Calvin Bird

No. 21
- Position: Wide receiver

Personal information
- Born: February 11, 1938 Corbin, Kentucky, U.S.
- Died: June 19, 2013 (aged 75) Kingsport, Tennessee, U.S.
- Listed height: 6 ft 2 in (1.88 m)
- Listed weight: 185 lb (84 kg)

Career information
- High school: Corbin
- College: Kentucky (1958–1960)
- NFL draft: 1961 (17th round, 237th overall pick)
- AFL draft: 1961 (6th round, 47th overall pick)

Career history
- New York Jets (1963)*;
- * Offseason or practice squad member only

Awards and highlights
- First-team All-SEC (1960); Second-team All-SEC (1959); University of Kentucky Athletics Hall of Fame; Kentucky Wildcats No. 21 retired;

= Calvin Bird =

American football player (1938–2013)

James Calvin Bird (February 11, 1938 – June 19, 2013) was an American football halfback who played college football for the Kentucky Wildcats and spent an off-season in the American Football League (AFL) with the New York Jets as a wide receiver.

==Early life==
Bird grew up in Corbin, Kentucky and played football and basketball and ran track at Corbin High School. He was one of four brothers, all of whom played sports at Corbin and later in college. In football, he led his team to the state championship as a junior and was selected All-State as a junior and senior. He also set the state scoring record his junior year and the national scoring record his senior year, the latter in which he scored 264 points. In basketball, he averaged 32 points per game as a senior. The school later retired his No. 66 football jersey.

==College career==
Bird attended the University of Kentucky and played football for head coach Blanton Collier. He played five positions for the Wildcats, including halfback, kick returner, wide receiver, and defensive back. He was chosen as Southeastern Conference (SEC) Sophomore of the Year in 1958 after leading the conference in receptions and receiving yards. He was a second-team All-SEC selection in 1959 and a first-team All-SEC selection as a senior in 1960.

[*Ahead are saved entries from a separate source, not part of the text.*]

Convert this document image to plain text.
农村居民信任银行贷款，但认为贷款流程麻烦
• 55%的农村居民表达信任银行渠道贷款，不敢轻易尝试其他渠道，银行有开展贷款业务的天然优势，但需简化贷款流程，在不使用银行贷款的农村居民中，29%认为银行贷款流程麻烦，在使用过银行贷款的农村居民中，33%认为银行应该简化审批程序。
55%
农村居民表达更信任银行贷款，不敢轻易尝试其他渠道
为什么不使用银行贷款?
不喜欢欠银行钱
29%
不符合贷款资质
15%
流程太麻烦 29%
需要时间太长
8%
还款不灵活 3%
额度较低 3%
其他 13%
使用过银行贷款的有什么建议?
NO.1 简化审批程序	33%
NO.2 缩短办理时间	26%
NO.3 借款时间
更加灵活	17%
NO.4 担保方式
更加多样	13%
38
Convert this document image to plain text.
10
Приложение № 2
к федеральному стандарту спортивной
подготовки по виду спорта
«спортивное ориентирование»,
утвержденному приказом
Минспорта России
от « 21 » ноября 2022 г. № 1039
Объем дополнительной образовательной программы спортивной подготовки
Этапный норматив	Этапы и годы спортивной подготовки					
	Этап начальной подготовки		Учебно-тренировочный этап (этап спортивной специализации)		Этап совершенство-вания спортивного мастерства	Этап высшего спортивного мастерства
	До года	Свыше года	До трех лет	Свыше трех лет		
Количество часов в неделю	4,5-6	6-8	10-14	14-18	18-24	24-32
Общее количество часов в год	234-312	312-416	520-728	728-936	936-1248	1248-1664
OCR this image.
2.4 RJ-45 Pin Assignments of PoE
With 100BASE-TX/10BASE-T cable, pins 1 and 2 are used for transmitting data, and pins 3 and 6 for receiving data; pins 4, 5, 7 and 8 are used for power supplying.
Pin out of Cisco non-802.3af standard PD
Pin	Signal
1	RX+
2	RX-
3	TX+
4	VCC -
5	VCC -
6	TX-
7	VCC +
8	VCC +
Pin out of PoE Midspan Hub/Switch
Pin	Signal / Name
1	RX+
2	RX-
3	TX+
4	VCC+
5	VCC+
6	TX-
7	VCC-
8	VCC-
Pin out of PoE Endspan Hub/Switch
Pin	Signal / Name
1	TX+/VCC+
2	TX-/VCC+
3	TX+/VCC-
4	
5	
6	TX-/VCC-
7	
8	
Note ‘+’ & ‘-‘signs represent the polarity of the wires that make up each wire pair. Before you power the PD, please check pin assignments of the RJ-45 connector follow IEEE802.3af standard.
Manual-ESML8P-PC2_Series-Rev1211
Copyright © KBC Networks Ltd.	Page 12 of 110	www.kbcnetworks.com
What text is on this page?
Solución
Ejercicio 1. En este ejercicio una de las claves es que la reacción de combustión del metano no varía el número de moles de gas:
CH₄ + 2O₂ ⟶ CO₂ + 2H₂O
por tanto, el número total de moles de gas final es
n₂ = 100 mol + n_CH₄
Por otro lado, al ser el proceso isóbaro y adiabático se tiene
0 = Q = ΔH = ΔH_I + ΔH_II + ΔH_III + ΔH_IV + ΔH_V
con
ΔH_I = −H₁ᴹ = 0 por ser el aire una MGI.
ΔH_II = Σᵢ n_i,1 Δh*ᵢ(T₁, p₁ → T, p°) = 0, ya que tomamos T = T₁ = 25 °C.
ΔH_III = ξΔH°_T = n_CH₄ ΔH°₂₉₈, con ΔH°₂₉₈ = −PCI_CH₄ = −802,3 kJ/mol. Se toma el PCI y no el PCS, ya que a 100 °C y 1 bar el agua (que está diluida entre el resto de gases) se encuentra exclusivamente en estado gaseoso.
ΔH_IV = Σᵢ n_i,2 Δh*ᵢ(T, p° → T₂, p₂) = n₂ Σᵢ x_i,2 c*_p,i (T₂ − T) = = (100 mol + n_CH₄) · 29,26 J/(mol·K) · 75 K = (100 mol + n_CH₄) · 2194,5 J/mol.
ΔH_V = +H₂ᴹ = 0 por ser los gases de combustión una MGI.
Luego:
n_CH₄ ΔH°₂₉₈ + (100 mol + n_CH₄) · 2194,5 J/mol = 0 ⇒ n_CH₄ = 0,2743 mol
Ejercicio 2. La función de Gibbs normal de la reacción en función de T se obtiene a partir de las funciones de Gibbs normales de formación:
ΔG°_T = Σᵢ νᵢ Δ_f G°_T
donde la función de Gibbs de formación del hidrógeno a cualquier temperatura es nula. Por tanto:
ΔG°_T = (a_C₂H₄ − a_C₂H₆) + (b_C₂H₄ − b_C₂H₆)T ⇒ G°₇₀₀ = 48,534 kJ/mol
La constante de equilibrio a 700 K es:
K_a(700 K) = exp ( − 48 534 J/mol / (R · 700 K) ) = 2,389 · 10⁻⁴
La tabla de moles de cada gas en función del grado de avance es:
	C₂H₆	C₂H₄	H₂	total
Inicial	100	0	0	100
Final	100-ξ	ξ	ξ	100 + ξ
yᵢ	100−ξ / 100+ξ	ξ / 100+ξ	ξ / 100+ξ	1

Bird led Kentucky in receiving and all-purpose yards in each of his three seasons playing for the team. His proudest achievement was beating Tennessee all three seasons. In 1958 and 1959 he scored every point Kentucky made against Tennessee. He played in three all-star games following his senior season and was the most valuable player of the All-American All-Star Game. In 1997 his No. 21 jersey was retired by Kentucky. In 2005, he was elected as a charter member into the University of Kentucky Athletics Hall of Fame.

==Professional football and later life==
Bird was drafted in 1961 by the Cleveland Browns of the National Football League and the San Diego Chargers of the American Football League, though he did not play for either team. He joined the New York Jets in the summer of 1963 as a wide receiver, but was cut by the team before the season and did not see any playing time. He married while a senior at Kentucky to Okeh Jean in 1960, and they remained together until his death 53 years later on June 19, 2013.

==Family==
Bird and his three brothers—Jerry, Rodger, and Billy—each played sports in high school and at the University of Kentucky. Jerry played basketball for Kentucky from 1954 to 1956, and his No. 22 jersey is retired by the Kentucky basketball team. Billy played football at Kentucky in the early 1960s. Rodger was a two-time All-SEC halfback for the Wildcats in 1964 and 1965 and played three seasons in the AFL for the Oakland Raiders. His jersey was also retired by Kentucky.